A la pointe de son esprit, Jésus a la nette vision de Dieu et la certitude de l'union avec le Père. Mais dans les zones à la frontière de la sensibilité et donc plus sujettes aux impressions, aux émotions et aux répercussions des expériences douloureuses internes et externes, l'âme humaine de Jésus est réduite à un désert : il ne sent plus la "présence" du Père, mais fait la tragique expérience de la plus complète désolation.

(...) le Père se tait à présent.

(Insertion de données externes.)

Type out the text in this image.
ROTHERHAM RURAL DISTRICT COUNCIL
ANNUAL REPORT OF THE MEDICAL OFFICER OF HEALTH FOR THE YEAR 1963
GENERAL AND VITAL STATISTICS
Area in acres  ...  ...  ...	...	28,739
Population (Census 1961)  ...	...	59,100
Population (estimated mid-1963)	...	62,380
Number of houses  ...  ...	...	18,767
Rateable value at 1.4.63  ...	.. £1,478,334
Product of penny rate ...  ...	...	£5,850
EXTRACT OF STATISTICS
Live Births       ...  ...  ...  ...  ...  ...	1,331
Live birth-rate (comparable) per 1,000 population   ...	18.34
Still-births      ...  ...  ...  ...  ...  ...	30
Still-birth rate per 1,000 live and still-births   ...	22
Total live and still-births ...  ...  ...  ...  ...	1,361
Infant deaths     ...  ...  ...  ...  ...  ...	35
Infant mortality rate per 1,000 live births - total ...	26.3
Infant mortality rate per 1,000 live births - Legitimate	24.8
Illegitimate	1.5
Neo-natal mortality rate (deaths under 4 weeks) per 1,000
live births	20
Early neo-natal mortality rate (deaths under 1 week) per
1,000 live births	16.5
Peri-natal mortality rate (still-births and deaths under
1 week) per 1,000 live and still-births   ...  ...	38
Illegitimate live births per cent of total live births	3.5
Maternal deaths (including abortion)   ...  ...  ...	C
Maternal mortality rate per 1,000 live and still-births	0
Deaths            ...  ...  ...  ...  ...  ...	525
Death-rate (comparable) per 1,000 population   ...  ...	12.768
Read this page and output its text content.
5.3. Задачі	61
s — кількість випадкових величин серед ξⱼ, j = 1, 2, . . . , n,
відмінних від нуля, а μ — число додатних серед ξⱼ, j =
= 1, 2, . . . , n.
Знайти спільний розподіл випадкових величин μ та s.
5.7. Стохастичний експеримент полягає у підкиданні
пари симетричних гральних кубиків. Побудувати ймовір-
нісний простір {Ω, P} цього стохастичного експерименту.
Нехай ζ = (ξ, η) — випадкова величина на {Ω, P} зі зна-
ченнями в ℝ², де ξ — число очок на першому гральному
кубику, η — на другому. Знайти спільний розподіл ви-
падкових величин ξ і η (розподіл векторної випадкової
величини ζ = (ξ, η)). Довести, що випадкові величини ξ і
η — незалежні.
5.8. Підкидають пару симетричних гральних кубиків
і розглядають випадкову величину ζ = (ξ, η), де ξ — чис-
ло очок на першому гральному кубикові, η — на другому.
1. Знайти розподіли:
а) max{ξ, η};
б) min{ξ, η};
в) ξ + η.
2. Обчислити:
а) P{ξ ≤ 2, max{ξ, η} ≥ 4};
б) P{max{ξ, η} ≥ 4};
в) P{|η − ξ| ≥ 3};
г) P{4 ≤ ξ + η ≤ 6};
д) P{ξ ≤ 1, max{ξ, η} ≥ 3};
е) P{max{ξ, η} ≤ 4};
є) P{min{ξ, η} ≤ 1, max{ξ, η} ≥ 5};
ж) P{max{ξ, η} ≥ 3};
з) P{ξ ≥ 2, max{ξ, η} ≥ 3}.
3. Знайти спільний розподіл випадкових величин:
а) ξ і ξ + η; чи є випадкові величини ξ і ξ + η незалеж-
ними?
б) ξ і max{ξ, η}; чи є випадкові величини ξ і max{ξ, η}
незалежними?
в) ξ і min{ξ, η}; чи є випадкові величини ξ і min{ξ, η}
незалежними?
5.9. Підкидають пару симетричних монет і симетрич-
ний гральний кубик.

Ce silence de Dieu pèse sur le mourant comme le châtiment le plus lourd, d'autant plus que les adversaires de Jésus considèrent ce silence comme un reproche : "Il a mis sa confiance en Dieu : que Dieu le délivre maintenant s'il l'aime", car il a dit : "Je suis le Fils de Dieu !" (Mt 27,43).

Dans la sphère des sentiments et des affections, ce sens de l'absence et de l'abandon de Dieu a été la peine la plus lourde pour l'âme de Jésus, qui tirait sa force et sa joie de l'union avec le Père. Cette peine a rendu plus dures les autres souffrances. Cette absence de réconfort intérieur a été son plus grand supplice.

Mais Jésus savait que, dans cette phase extrême de son immolation, qui touchait aux fibres les plus intimes de son cœur, il complétait l'œuvre de réparation qui était le but de son sacrifice pour la réparation des péchés. Si le péché est une séparation de Dieu, Jésus devait éprouver dans la crise de son union avec le Père une souffrance proportionnée à cette séparation.

D'autre part, citant le début du psaume 21/22, que peut-être il continua de dire mentalement pendant la Passion, Jésus n'en ignorait pas la conclusion, qui se transforme en une hymne de libération et une annonce du salut apporté à tous par Dieu. L'expérience de l'abandon est donc un châtiment passager, qui laisse place à la libération personnelle et au salut universel. Dans l'âme affligée de Jésus, une telle perspective a certainement nourri l'espérance, d'autant plus qu'il a toujours présenté sa mort comme un passage vers la résurrection, comme sa vraie glorification. Et, à cette pensée, son âme reprend vigueur et joie en sentant qu'elle est proche, précisément au sommet du drame de la croix, l'heure de la victoire.